At time 0:42, it shows that it is geometrically impossible to obtain an odd permutation like $(1 \; 2)$ by rotations. However, how to formally prove it? My main concern here is that how to argue that the symmetries of a tetrahedron do not contain $(1 \; 2)$ does not because we may miss some rotations.
Then, at time 0:48, it shows how to obtain odd permutations by turning the tetrahedron inside out. I don't understand how the tetrahedron is turned inside out.

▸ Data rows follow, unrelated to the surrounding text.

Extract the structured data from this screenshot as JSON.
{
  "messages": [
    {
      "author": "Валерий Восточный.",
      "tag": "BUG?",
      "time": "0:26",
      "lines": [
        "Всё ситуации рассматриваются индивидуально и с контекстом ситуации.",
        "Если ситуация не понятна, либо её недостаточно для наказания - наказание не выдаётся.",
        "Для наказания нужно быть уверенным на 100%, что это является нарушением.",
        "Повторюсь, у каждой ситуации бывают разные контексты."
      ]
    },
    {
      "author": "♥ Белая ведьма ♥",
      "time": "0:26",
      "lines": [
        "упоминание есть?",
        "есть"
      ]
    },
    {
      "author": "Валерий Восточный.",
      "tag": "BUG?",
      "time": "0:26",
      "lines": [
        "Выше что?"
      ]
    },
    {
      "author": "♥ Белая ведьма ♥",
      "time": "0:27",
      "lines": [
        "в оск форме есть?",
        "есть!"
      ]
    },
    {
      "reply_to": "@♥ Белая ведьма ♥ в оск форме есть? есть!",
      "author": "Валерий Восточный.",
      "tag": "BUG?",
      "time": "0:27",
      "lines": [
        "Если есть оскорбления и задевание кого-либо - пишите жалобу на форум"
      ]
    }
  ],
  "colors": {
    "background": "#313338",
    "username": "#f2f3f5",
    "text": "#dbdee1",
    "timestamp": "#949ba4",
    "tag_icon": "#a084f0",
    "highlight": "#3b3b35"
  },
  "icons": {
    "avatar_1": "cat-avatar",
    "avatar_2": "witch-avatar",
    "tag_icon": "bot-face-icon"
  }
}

Could you please explain it?
Let $ABCD$ be the tetrahedron and consider
$$K=\det\pmatrix{A-B\\A-C\\A-D}$$
Swapping two vertices from among $B,C$ and $D$ amounts to swapping two rows in the determinant, so it changes the sign of $K$.
Swapping $A$ with another vertex $X$ amounts to subtracting the row $A-X$ from the other two rows and multiplying the row $A-X$ by $-1$. The end result is once again the sign of $K$ changes.
It follows that an odd permutation -- as a composition of an odd number of swaps -- must change the sign of $K$.
Now, we need only show that a rotation leaves the sign of $K$ unchanged. Do you think you can take it from here?